Scénariste au long cours pour Allio, Ruiz, Schroeder, Rivette, Deray, Pisier, Jacquot, Ackerman, Peck, Salinger, Téchiné ou Anne Fontaine, Pascal Bonitzer sait donner le bon rythme à cette mini-saga de l’art et de l’argent. Il glisse ainsi, autour du Schiele, quelques infos sur l’art dégénéré, sur les spoliations par les nazis et puis il détaille les stratégies à l’oeuvre dans ce milieu constamment traversé par la menace du faux mais aussi le jeu des rumeurs et des fausses informations distillées par des concurrents potentiels pour faire baisser le prix de vente.

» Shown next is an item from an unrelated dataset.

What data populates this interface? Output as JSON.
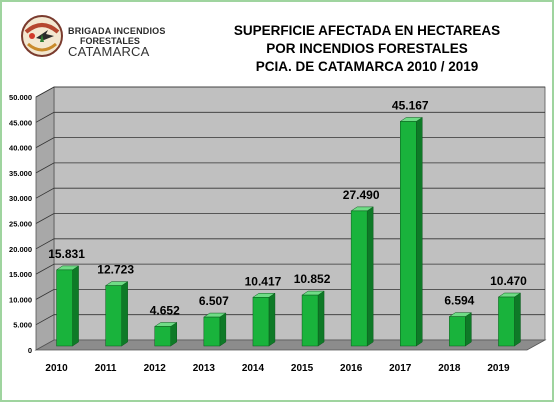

Enfin Bonitzer a dessiné d’intéressants personnages. C’est évidemment le cas d’André Masson que l’on va voir en action dans la salle des ventes de Scottie’s où il fait grimper les enchères pour le Schiele tout en savourant d’être, à cet instant, au sommet de sa carrière. Le Strasbourgeois Alex Lutz est excellent dans le rôle de ce type à la fois brutal, froid et fragile. Léa Drucker (Bertina) comme Nora Hamzawi (Me Egerman) sont au diapason même si, sans être bégueule, on peut s’interroger sur l’intérêt de leur séquence saphique. Mais c’est avec Aurore, la stagiaire de Masson, que le cinéaste réussit son personnage le plus fantaisiste. L’excellente Louis Chevillotte (vue récemment au théâtre dans Des femmes qui nagent de Pauline Peyrade et Emilie Capliez) campe une jeune femme fantasque, imprévisible doublée d’une menteuse pathologique et dotée d’un père touchant et fantomatique joliment incarné par Alain Chamfort. En plus, Aurore sauvera la mise à André Masson au meilleur moment. Enfin, il y a même, ici, la dimension du conte avec ce Martin Keller, personnage intègre et mystérieux (Arcadi Radeff) auquel les neuf héritiers légaux et américains du tableau vont faire un don généreux…
Actuellement, on ignore dans quelle collection se trouve le Schiele…
LE TABLEAU VOLE Comédie dramatique (France – 1h31) de Pascal Bonitzer avec Alex Lutz, Léa Drucker, Nora Hamzawi, Louise Chevillotte, Arcadi Radeff, Laurence Côte, Olivier Rabourdin, Alain Chamfort, Marisa Borini. Dans les salles le 1er mai.